第2版では、この「コンパクトさとやさしい表現」はそのままにして、アンケート調査により科目担当教員・学生の意見を取り入れて、全体構成と各章における改善点を検討し、さらに使いやすく理解しやすいテキストを目指しました。主な改訂内容は、
1)全体の構成を見直して、15コマの講義に対応した章立てとしました
2)脳性麻痺についての総論の章を設け、脳性麻痺の各病型とのつながりを再構成しました
3)図表や写真・イラストを増やし、イメージしやすいよう視覚的な理解を促す内容としました
4)「学習到達度自己評価問題」は国家試験問題を想定して○×問題形式に統一しました
5)本文余白に用語解説や短いコラムを記述し活用しやすくしました
ことなどです。これにより、各章の内容をよりわかりやすく充実させ、第I部「正常発達」の正常運動発達の学修から、第II 部「運動発達障害」の脳性麻痺と二分脊椎症、進行性筋ジストロフィー、呼吸器障害などの代表的小児疾患の基本事項の理解と理学療法の実際までを系統的に学修できるよう再構成しました。なお、ご要望のあった小児の装具療法や補助具などについては、シンプル理学療法学シリーズの他のテキストとの併用をお願いいたします。

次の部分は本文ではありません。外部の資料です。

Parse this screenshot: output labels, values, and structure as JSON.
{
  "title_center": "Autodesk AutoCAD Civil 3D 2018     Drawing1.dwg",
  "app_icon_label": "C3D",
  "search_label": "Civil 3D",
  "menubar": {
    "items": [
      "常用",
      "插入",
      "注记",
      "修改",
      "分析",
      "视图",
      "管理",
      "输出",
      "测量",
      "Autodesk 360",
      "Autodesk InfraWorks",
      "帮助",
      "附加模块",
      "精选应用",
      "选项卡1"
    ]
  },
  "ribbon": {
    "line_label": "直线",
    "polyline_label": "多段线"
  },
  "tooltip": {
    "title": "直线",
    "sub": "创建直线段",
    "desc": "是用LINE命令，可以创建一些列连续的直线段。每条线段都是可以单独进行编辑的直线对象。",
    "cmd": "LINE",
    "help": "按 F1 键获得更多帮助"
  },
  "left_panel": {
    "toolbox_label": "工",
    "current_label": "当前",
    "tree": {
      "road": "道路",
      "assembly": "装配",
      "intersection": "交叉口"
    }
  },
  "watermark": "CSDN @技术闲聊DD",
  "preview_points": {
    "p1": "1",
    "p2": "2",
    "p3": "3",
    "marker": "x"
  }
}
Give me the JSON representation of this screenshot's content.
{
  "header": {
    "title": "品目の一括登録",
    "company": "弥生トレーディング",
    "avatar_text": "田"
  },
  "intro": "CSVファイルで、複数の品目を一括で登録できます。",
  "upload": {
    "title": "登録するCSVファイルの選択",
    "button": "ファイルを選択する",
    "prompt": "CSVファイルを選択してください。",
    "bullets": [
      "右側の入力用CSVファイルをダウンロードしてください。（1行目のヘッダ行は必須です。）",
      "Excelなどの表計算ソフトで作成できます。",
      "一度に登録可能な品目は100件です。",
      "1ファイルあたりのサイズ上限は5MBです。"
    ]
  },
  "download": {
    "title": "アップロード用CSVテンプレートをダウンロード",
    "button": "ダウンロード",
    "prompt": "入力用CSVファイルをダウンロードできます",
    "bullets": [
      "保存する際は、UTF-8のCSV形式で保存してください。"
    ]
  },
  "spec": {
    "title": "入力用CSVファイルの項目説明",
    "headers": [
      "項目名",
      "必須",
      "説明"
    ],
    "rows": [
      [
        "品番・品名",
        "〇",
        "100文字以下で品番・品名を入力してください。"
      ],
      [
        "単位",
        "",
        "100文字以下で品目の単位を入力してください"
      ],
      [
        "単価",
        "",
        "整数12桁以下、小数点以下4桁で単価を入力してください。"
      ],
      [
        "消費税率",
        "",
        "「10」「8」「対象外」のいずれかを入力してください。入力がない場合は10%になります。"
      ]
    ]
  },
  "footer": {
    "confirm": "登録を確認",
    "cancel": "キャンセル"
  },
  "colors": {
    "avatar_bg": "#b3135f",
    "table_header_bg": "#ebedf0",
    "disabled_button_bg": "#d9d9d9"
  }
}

小児理学療法の教育は、障害を有する子どもの特徴や理学療法を具体的にイメージすることが難しく、学生に苦手意識があるといわれ、教員の創意工夫が求められています。本書は、学生がイメージしやすくわかりやすい内容にしてありますので、学生の興味・関心を喚起し、着実に知識の定着を図ることができると考えます。また教員にも「わかりやすく説明するための工夫」「興味や関心をもたせるための工夫」など授業の充実に大いに役立つことでしょう。本書がさらに多くの教員や学生諸氏に活用され、小児理学療法学の理解と発展につながることを期待しています。